Retreading car tyres is unusual in may parts of the world. But retreading a tire for an airplane is common practice. Read this post, which is written for curious flyers rather than the aviation industry, to learn more about the practice and the process of retreading airplane tires.
It is common practice to buy new tires for our cars, once the tread has worn out. In aviation, things are a little different.
The tread of an airplane tire will wear out long before its casing (everything other than the tread). This means that the tire casing remains entirely capable of safely holding the inflation pressure to support the load of the airplane long after the tread has worn away. All the tire needs is a new tread.
Airplane tires can be expensive: there is no logical reason to scrap a tire for an aircraft when it can be safely and economically reconditioned with a new tread. This is why retreading has been standard practice in the aviation industry for decades.
Retreading an airplane tyre is not a perpetual cycle: each tyre part number is limited to a set number of retreads which reflects its safe retread limit.
The maximum retread level for the part number is set only after extensive testing and analysis. Some airplane tyres can be safely retreaded up to seven or more times, but there is always a limit and the limit is always set with an abundance of caution.
The retread process is easy to understand.
- A worn tyre is removed from an aircraft.
- It is sent back to a retreading firm, often a manufacturer of airplane tires, such as Dunlop.
- When Dunlop receives a tire for retreading it is carefully inspected to ensure that it is safe and economical to retread.
- The tyre is scrapped if Dunlop’s technicians consider there to be doubt about its airworthiness.
When the tyre is deemed safe to retread:
- Remaining tread will be removed.
- New tread rubber will be wound on to the casing.
- The tyre will be remoulded.
Once the manufacture process is completed, the tyre will undergo sheareographic inspection. This inspection enables an operator to ‘look inside’ the casing of the tyre to ensure all-is-well prior to a final multi-point visual check and balance.
And again, if there is any doubt as to the airworthiness of the tire, it is scrapped.
The process is simple to understand, but the details at each stage are incredibly complex. For this reason, the aircraft tire retread process can be carried out only by companies that hold appropriate approvals.

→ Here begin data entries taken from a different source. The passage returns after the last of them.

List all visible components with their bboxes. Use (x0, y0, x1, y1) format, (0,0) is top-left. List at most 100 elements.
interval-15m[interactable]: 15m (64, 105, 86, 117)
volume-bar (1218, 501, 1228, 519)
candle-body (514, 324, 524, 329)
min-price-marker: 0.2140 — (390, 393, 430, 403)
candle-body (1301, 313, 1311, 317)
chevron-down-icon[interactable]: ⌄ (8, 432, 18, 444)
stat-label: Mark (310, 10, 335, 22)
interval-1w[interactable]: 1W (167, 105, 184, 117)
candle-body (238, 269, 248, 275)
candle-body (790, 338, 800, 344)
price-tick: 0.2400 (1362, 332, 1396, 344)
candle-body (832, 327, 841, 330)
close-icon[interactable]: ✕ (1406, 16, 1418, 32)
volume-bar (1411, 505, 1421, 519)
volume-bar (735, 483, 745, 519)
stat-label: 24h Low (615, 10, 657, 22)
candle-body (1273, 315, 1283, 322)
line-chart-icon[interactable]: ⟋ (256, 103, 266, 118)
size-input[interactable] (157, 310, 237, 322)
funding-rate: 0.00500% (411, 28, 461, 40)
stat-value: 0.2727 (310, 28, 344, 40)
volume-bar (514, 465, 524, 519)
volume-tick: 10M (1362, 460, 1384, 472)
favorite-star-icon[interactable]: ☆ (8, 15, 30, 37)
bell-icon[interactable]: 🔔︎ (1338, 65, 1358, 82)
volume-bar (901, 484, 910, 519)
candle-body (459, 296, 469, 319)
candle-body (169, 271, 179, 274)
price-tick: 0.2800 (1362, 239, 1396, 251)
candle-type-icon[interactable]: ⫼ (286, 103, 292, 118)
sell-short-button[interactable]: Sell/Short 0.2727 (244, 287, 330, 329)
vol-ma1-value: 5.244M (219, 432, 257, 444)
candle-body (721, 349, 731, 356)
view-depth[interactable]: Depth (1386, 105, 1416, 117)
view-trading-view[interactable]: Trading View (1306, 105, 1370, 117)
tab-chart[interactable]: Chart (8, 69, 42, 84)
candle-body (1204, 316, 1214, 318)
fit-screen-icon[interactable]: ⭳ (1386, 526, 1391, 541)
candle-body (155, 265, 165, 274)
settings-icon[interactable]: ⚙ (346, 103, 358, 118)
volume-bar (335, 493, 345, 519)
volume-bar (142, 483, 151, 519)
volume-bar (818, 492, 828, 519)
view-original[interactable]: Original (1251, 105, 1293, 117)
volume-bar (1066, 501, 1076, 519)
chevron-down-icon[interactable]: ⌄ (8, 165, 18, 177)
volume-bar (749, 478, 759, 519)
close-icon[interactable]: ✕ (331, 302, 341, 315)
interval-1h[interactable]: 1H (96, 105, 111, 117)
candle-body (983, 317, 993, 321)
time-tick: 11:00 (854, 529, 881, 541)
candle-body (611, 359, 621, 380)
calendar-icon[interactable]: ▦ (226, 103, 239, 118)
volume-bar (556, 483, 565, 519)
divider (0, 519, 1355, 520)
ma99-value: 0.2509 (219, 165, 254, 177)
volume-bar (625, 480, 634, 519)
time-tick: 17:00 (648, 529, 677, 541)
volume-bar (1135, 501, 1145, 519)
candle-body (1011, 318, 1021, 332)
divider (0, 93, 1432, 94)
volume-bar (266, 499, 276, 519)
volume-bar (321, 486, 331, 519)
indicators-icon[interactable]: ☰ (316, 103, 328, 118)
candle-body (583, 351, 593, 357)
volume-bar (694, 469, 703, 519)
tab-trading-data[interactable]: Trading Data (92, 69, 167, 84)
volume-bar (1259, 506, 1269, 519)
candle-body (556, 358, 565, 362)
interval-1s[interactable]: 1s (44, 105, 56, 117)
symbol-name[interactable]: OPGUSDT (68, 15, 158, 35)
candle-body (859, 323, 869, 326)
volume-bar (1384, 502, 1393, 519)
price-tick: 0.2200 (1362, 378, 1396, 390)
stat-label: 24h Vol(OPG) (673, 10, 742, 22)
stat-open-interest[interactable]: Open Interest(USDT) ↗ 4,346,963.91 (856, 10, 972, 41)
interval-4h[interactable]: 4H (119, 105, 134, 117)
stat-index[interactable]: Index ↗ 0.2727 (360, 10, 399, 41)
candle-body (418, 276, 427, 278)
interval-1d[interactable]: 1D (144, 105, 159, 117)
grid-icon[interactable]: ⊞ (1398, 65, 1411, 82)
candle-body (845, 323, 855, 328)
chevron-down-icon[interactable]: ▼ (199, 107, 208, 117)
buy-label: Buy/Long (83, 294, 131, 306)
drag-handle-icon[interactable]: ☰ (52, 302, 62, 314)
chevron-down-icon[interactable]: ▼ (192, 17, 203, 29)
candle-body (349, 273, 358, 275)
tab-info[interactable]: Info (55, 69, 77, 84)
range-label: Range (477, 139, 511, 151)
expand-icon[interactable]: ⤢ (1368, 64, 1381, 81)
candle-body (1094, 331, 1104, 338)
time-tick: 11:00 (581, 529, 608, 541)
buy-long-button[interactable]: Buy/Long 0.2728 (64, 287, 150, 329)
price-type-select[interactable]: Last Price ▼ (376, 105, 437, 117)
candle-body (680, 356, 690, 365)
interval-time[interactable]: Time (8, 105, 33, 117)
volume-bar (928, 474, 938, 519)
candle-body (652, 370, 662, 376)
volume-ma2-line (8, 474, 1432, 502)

Aircraft tire retreaders are extensively and repeatedly audited by airworthiness authorities such as the FAA, EASA, or the airworthiness authority of a nation state. This means that the aircraft tyre retreader may only carry out their business with approvals to mandatory airworthiness regulations such as EASA Part 145.
If you have flown on a commercial airliner, you have, in all likelihood, taken off and landed on retreaded tyres which, thanks to the robust regulatory framework, are entirely safe and manufactured to a high standard.